You don't get to grow your business or get really good at inbound marketing without learning a lot. I was going to say 'a thing or two', but that's really not true.
If you've been in a rapidly growing business, you'll know the rate of learning can be breathtaking.
When you suddenly understand something new, it can help you move ahead really quickly. If generating the steady stream of good quality content you need is getting difficult, here's something we learned a while ago that transformed the quality and quantity of out output.
The most important thing to learn quickly about content is that it's not about you. Instead, write about the problems your prospects have, especially those that you can solve or take away for them.
Why does this work better?
If you write about you, you'll run out of things to say. There is only so much you can say about yourself, your business, your product, it's features and benefits. And far less that your prospect is likely to find interesting or be searching for.
What are people most interested in? Themselves. After that? Their problems. If you understand your prospect's problems, and ask the right questions regularly enough to hear about their new problems, It will take you a long time to run out of good content to write.
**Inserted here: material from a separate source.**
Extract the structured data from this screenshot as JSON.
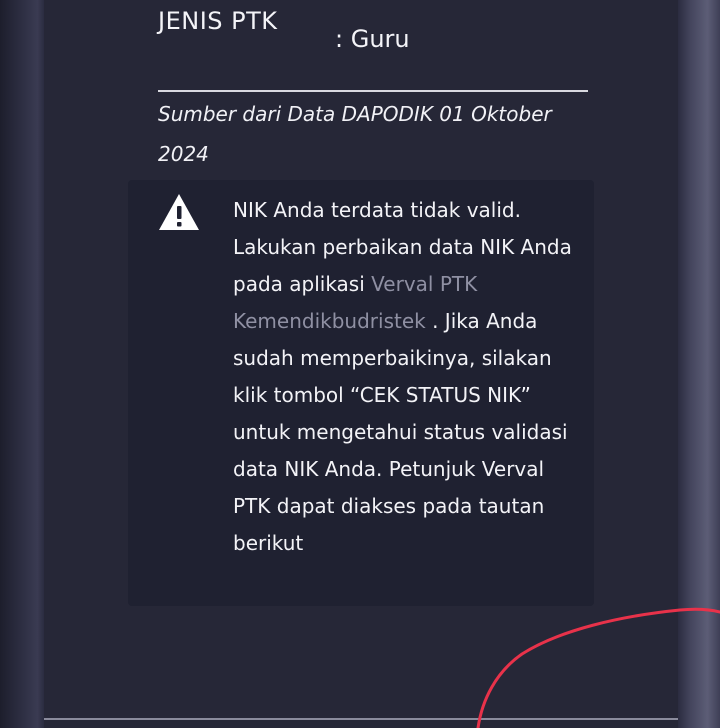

The article below talks about this as only 1 of the 5 common problems people face when implementing inbound marketing.
If the problem that's keeping you awake is a little bigger, like 'how do I scale up how we find and keep customers to meet our growth goals?', then perhaps we can help you with this marketing growth health check.
#3 It's my company, so my blog should be all about me! Take a look at your latest blogs. If you're primarily talking about your products, services, and company story, you're doing it wrong. Your customers don't visit your blog because they want to buy something. They visit because they want to learn something. Talk about what's keeping your customer up at night and educate them on what they can try to do differently. This tells your reader that your company understands their pain points and where they are coming from. Then, you can very briefly touch upon how your product, service, or solution could help them get a better night's rest.